Es simplemente una frase respondí. No es más que palabras.
¡Yo soy tu suegra! insistió.
¿Y qué? ¿Eso me convierte en tu sirvienta?
¿Sirvienta? intervino Carlos. ¡Mamá es familia!
Tu familia, tu madre. Así que tú le cocinas a ella.
¡Yo no sé hacerlo!
Aprende. Internet está lleno de recetas.
Pero tú eres mujer dijo Carlos, perdido. ¿Qué, eres extraterrestre?
Doña Carmen, con una voz más suave, trató de mediar:
Almudena, entiendo que estás cansada, pero los deberes familiares
¿Cuáles deberes? repliqué con dureza. ¿Los míos? ¿Y los vuestros, dónde están?
Yo soy una anciana
Que viaja a la finca, hace compras, exige entretenimiento. No parece muy anciana.
¡Cómo te atreves! bramó la suegra.
Fácil. Cinco años aguantándote ya basta.
Me dirigí a la estufa, encendí la llama y puse una pequeña olla con avena.
¿Qué haces? preguntó Carlos.
Me preparo el desayuno. Un poco de avena.
¿Y a nosotros?
A ustedes nada. Son adultos.
Almudena, eso no está bien protestó Doña Carmen.
¿Qué no está bien? ¿Que no quiera ser una empleada doméstica gratuita?
Pero yo soy la madre de Pedro.
Pues hazte cargo de tus propias responsabilidades de madre. Alimenta a tu hijo.
No voy a cocinar en tu casa.
Carlos, desconcertado, se sentó a la mesa y miró a su madre.
Mamá, ¿y si vamos a un café?
En un café es caro refunfuñó Doña Carmen. Y al estómago no le conviene.
Entonces prepara algo en casa.
No lo haré.
¡Yo no sé cocinar! explotó Carlos. Almudena, ¡tienes que cuidar de la familia!
De mi propia familia sí, de la tuya no.
¡Mi madre no es una tía extraña!
Para mí lo es. No la conozco, no crecí con ella, no elegí estar con ella.
Doña Carmen sollozó:
¡Qué crueldad!
La crueldad es usar a una persona como sirvienta durante cinco años respondí.
¿A dónde vas?
A mis asuntos. Ustedes, ya adultos, resuelvan cómo hacer una sopa o, a lo sumo, un gachón.
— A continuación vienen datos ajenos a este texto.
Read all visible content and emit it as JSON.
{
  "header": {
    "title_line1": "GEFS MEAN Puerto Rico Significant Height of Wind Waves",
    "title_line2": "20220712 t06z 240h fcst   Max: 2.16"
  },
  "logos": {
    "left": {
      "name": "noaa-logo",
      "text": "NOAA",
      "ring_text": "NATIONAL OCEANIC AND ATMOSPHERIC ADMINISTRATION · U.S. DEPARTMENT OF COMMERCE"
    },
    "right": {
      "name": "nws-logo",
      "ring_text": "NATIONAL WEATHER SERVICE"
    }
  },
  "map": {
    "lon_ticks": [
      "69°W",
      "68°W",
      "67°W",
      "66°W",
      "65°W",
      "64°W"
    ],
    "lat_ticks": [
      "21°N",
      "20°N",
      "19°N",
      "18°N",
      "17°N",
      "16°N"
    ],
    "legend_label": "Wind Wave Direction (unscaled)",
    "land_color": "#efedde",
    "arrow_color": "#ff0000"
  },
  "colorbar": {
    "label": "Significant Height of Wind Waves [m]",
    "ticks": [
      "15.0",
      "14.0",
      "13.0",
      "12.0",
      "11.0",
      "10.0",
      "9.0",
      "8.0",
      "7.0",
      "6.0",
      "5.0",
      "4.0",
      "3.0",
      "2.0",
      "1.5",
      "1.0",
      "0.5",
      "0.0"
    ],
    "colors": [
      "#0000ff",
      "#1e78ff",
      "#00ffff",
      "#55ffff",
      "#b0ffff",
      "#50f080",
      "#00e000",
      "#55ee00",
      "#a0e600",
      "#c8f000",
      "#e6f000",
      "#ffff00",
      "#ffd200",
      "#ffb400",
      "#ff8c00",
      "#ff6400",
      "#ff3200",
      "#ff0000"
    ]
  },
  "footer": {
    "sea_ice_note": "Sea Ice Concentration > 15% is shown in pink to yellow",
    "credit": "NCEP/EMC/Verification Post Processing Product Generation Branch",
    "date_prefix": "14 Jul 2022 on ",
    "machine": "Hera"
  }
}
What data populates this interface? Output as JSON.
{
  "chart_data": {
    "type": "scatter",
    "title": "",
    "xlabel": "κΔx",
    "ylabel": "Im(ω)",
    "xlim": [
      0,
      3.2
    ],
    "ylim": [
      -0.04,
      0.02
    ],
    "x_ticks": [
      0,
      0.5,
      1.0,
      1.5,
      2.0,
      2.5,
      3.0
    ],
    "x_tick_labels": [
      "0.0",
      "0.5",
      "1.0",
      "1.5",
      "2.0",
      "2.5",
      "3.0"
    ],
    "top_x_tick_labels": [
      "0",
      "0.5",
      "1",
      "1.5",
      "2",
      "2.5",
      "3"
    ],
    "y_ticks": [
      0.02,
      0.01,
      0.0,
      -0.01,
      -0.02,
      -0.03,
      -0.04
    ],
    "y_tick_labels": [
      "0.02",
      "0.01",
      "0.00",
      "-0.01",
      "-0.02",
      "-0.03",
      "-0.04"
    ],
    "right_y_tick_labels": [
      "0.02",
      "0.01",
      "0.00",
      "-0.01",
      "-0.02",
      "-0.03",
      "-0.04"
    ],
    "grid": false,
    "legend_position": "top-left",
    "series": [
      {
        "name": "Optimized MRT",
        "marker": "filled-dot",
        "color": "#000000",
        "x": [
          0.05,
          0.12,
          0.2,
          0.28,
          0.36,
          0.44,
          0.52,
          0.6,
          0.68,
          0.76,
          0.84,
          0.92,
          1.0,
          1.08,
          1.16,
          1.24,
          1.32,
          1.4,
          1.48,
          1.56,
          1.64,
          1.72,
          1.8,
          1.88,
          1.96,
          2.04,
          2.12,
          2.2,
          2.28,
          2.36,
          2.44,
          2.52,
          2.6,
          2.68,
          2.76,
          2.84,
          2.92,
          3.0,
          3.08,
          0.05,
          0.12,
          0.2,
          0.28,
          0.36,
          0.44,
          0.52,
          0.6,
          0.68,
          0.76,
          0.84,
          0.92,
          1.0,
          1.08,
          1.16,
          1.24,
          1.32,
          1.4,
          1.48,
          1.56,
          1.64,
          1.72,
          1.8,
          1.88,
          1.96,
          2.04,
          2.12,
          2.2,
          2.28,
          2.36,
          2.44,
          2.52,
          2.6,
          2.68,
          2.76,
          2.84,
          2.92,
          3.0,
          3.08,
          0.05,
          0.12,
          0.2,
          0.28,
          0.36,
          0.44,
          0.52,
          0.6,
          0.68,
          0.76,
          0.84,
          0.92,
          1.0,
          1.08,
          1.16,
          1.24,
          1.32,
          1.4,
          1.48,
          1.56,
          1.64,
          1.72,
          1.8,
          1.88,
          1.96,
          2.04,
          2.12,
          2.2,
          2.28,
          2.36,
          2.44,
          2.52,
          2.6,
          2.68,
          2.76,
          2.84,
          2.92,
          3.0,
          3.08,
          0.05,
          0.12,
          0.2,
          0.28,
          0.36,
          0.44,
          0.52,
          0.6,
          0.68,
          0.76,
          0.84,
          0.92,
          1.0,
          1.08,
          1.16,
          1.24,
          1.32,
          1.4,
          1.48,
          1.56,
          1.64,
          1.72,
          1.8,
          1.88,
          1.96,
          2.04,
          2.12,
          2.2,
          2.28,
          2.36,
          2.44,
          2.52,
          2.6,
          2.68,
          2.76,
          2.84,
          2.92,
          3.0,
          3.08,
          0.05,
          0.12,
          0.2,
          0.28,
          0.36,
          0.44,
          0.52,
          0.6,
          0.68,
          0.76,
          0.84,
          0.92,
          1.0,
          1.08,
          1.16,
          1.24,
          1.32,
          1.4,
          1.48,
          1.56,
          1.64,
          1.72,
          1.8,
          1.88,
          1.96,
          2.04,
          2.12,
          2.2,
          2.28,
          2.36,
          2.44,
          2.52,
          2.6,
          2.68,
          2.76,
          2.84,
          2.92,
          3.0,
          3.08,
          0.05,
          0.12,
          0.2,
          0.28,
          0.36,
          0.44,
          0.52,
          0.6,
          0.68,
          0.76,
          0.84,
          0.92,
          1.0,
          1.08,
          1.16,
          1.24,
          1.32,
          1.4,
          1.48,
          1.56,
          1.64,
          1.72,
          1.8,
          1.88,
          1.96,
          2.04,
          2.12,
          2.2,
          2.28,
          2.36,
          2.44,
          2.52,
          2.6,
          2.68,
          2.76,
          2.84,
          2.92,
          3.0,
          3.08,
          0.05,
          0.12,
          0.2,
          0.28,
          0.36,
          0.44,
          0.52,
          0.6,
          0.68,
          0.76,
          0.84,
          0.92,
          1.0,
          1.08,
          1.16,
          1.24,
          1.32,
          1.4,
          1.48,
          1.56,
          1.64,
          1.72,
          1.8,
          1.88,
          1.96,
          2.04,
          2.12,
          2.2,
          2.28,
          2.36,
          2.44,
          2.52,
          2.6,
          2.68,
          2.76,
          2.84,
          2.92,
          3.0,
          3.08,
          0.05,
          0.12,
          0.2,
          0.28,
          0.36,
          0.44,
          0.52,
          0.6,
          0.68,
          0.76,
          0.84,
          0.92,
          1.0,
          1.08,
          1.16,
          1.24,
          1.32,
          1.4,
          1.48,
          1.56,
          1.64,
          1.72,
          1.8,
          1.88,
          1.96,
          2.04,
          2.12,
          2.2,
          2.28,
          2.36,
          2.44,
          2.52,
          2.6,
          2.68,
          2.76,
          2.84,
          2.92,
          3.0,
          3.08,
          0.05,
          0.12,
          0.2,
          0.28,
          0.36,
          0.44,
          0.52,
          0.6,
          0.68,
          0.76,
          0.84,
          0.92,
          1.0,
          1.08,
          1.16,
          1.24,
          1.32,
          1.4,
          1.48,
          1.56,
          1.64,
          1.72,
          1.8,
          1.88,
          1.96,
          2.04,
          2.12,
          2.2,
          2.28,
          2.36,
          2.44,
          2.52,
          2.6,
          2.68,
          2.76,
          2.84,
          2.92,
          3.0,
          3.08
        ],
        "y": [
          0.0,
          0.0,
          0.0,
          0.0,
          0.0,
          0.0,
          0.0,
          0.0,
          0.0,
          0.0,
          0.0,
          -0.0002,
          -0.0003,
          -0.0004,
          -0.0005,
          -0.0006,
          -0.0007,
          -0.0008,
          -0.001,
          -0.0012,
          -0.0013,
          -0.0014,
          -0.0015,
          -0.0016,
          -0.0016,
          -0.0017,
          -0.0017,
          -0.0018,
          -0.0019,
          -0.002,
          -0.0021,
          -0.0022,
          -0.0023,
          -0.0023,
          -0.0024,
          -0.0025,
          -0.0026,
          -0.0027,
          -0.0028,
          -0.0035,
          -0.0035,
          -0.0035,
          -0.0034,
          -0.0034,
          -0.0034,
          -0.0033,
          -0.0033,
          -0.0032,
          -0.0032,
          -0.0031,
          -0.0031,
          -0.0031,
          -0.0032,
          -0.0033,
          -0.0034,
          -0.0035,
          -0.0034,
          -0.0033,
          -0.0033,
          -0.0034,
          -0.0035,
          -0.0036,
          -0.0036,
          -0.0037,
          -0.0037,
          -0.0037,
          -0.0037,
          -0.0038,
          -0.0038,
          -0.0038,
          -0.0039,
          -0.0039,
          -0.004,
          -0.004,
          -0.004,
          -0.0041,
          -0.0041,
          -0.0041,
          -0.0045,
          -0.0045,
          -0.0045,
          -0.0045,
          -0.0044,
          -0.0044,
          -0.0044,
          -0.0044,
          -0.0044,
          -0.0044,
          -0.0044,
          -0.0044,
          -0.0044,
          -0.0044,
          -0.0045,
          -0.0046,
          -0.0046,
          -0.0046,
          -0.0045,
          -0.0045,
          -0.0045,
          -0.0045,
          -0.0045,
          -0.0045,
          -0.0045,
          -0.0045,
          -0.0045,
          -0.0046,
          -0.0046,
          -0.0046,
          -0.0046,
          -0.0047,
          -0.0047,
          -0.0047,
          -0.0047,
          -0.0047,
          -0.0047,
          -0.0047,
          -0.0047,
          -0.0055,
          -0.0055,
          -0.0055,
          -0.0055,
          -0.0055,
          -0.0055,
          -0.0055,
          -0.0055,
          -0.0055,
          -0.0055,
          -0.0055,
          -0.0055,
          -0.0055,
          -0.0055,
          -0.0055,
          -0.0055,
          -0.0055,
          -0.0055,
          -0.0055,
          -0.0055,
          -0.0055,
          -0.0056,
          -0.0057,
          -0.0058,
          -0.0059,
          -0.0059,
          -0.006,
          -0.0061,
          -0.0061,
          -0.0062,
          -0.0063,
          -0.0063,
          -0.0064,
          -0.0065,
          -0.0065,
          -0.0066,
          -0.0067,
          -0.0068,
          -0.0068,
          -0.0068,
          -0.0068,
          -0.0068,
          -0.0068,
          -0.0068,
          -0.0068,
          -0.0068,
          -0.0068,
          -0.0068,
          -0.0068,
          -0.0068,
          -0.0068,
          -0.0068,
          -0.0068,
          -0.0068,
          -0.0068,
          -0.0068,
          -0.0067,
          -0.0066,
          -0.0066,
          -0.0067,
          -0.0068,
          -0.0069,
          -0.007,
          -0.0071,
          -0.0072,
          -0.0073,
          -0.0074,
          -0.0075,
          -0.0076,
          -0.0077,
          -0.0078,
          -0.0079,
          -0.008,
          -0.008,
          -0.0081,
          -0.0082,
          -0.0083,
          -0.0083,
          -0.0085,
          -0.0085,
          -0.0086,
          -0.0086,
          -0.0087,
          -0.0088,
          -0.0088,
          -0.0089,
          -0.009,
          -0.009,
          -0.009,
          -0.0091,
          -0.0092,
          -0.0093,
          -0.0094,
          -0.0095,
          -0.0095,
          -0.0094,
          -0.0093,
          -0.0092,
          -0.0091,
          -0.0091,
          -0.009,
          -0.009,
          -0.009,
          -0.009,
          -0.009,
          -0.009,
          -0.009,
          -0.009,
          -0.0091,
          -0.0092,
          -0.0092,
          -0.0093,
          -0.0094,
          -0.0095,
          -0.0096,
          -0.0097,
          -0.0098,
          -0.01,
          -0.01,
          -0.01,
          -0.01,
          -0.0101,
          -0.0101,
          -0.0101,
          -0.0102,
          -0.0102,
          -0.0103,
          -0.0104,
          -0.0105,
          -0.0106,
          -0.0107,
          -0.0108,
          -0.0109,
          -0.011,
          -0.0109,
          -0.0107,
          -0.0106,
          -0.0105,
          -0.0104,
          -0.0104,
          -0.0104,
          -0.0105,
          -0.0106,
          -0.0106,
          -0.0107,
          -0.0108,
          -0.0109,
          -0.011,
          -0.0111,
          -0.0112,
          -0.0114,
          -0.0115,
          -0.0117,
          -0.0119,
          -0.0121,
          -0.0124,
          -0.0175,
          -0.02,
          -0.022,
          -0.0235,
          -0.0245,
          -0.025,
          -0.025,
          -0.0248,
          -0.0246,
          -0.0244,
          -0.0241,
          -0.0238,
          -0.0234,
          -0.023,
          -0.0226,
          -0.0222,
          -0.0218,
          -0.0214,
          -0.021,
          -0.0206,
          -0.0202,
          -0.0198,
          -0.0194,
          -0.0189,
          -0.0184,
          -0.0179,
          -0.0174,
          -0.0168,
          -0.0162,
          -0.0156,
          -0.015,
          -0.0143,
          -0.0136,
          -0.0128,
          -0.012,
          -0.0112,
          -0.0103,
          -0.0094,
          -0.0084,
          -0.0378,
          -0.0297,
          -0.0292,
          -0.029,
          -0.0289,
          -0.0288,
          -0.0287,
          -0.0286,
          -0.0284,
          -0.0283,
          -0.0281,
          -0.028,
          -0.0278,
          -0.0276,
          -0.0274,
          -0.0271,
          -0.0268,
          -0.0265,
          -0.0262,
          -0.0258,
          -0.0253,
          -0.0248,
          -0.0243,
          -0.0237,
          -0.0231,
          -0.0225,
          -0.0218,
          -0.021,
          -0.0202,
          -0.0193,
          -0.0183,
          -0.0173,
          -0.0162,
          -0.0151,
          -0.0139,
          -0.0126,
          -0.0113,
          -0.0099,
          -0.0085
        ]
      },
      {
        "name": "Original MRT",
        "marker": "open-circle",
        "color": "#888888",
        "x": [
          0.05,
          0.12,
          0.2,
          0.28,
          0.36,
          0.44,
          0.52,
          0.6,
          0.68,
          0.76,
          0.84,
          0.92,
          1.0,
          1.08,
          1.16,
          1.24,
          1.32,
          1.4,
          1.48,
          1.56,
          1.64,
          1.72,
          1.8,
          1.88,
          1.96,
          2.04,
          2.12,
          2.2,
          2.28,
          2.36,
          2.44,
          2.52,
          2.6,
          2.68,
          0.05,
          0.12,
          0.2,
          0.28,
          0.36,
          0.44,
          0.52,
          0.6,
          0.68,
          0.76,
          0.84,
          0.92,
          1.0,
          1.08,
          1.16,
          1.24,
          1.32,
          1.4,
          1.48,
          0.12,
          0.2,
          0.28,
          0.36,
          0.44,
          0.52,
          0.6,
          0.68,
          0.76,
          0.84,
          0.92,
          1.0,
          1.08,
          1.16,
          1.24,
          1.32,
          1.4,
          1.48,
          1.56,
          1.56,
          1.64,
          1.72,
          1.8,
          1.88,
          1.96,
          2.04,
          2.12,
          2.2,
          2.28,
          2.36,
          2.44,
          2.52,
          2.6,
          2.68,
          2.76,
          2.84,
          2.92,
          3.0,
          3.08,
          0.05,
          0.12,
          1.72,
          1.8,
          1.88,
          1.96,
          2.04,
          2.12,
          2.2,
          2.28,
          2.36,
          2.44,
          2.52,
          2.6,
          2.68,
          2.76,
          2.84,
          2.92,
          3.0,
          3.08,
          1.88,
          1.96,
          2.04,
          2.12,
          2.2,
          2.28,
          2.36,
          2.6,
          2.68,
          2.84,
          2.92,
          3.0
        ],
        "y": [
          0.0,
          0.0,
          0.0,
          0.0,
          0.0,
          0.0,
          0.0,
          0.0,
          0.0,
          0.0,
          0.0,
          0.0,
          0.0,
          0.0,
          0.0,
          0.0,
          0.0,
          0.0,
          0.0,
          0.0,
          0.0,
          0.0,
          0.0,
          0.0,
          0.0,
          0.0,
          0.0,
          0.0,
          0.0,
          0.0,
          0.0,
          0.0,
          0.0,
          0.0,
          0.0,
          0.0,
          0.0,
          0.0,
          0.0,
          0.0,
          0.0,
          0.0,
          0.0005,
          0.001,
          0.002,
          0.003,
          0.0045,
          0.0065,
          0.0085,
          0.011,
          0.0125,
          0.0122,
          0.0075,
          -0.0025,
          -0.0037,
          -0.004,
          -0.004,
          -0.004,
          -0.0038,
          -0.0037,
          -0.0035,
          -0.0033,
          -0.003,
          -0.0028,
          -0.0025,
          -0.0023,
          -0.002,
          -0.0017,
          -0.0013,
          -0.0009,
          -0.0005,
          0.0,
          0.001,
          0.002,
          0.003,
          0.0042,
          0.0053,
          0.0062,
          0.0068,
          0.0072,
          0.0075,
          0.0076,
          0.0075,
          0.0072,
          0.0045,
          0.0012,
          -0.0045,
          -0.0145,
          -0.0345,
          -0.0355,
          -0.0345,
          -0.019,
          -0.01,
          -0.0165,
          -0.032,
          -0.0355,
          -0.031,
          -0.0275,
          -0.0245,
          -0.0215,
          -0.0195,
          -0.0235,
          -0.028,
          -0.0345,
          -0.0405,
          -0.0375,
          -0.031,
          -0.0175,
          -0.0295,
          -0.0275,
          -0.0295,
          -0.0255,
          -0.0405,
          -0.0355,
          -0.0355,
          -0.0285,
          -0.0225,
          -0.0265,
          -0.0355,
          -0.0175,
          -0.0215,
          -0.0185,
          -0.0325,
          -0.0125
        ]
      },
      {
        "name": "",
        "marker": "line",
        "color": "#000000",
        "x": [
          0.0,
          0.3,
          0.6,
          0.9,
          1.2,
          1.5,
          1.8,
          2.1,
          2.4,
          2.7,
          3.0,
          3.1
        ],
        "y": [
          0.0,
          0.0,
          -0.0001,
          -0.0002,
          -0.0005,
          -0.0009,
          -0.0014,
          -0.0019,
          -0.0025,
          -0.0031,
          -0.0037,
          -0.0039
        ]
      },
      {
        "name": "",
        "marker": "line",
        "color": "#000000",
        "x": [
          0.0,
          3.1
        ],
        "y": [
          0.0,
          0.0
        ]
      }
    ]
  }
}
Me dirigí al baño, dejé que el agua caliente lavara la fatiga acumulada de medio siglo de paciencia. En la cocina quedamos sólo Carlos y Doña Carmen, debatidos aún sobre cómo preparar un simple caldo, mientras yo, desde la ducha, me prometía volver a levantarme mañana a las seis, comprar el pollo en el mercado de San Miguel y, al fin, decidir quién, de los dos, realmente tiene que cocinar.